Among vertebrate animals, the seeds of Pennsylvania Smartweed and other smartweeds are an important source of food to many bird species, including waterfowl, upland game birds, and granivorous songbirds (see the Bird Table). The seeds are also eaten by small rodents, including the White-footed Mouse and wild House Mouse (Whitaker, 1966). According to Ernst et al. (1994), several turtles feed on smartweeds (probably the foliage to a minor extent); this includes such turtles as the Snapping Turtle (Chelydrina serpentina), Painted Turtle (Chrysemys picta), Eastern Box Turtle (Terrapene carolina), and Slider (Trachemys scripta).
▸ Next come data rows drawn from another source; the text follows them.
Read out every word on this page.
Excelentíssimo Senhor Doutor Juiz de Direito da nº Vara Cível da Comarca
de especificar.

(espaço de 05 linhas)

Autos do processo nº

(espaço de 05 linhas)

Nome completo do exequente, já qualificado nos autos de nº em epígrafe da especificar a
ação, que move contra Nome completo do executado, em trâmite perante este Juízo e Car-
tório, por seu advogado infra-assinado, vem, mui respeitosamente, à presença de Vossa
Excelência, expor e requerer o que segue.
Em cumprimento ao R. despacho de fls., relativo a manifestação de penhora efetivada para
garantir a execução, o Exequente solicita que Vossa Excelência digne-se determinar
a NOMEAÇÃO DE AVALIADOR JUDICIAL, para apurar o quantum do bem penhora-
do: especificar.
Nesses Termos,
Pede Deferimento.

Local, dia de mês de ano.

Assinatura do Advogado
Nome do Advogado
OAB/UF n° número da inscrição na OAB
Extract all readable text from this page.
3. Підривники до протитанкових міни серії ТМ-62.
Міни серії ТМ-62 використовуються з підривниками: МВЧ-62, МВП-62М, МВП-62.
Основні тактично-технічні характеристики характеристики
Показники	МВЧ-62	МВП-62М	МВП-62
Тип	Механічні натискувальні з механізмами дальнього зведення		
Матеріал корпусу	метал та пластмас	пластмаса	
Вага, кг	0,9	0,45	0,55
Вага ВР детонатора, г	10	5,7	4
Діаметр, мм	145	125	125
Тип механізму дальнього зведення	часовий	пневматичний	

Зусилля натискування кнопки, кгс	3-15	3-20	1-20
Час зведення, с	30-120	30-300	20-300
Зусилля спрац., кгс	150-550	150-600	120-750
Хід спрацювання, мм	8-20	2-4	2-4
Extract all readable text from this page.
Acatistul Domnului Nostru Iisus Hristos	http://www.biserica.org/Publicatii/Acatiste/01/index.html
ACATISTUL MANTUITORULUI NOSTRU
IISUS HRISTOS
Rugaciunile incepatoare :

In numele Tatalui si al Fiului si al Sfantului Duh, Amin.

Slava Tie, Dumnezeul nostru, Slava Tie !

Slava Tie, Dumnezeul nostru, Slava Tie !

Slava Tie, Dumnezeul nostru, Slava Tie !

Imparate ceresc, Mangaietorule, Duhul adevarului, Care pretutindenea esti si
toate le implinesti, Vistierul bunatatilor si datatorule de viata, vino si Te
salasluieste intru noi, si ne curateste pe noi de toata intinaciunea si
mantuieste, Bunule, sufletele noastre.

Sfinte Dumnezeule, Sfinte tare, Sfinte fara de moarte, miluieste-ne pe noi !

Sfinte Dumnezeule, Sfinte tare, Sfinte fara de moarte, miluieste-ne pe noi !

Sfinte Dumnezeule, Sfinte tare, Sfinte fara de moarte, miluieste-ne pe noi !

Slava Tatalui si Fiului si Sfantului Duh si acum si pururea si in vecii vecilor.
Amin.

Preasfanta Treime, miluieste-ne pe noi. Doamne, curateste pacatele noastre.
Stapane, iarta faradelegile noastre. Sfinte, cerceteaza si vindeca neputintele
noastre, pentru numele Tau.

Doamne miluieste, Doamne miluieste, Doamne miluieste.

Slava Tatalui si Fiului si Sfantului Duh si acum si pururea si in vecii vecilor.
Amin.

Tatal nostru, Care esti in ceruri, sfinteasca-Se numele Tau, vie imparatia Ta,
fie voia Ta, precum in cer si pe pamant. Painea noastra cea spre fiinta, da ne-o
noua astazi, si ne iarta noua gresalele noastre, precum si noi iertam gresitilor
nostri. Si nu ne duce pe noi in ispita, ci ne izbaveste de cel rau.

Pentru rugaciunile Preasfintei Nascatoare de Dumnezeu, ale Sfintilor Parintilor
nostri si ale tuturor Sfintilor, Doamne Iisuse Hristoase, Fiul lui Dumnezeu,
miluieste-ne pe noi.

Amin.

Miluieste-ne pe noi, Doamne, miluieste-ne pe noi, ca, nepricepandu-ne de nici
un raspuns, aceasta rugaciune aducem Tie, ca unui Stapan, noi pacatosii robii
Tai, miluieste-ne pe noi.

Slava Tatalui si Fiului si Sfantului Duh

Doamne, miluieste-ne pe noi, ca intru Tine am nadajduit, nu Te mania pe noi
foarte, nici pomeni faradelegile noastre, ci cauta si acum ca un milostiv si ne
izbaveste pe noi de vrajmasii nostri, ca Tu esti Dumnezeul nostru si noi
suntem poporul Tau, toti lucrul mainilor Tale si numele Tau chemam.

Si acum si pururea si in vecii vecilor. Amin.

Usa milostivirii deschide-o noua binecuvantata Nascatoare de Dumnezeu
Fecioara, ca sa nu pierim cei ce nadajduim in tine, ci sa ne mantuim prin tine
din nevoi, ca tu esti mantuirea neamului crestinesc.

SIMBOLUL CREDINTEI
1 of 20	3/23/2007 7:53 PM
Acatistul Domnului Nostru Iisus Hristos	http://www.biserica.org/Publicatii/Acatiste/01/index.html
Mammalian herbivores usually avoid the foliage of Pennsylvania Smartweed and most other smartweeds because their leaves are somewhat bitter and peppery.
Photographic Location: The photographs were taken at a vacant lot near Urbana, Illinois, and a seasonal wetland at Judge Webber Park of the same city.
Comments: This native plant, along with other members of the genus, is often undervalued because it is considered too common, and the flowers are not thought to be sufficient large and pretty. In fact, Pennsylvania Smartweed is rather attractive when the flowers are bright pink, and its ecological value to birds, moths, butterflies, and other insects, regardless of the color of the flowers, is quite high. Different varieties of this smartweed have been described by some authors (e.g., Mohlenbrock, 2002); Persicaria pensylvanica laevigata is the most common variety in Illinois, which is distinguished from the others by the glabrous lower surface of its leaves. Distinguishing Pennsylvania Smartweed from other smartweed species (Persicaria spp.) can be difficult, in part because of its variability across different populations of plants. This variability includes such features as the color of flowers (white, light pink, rosy pink), the hairiness of the foliage, and the width of the leaves. Pennsylvania Smartweed has the following features that are sometimes helpful in making a correct identification as to species: 1) the ochrea on its stems lack bristles along their upper rims, 2) the peduncles of its inflorescences are usually glandular pubescent, 3) its spike-like racemes are usually straight and more or less erect, rather than curved and nodding, 4) it usually forms taller plants than most smartweed species and its leaves are more long and wide, and 5) its flattened seeds are usually larger in size. Other common names for this smartweed are 'Pinkweed' and 'Big-seeded Smartweed.' Another scientific name of this plant is Polygonum pensylvanicum laevigatum.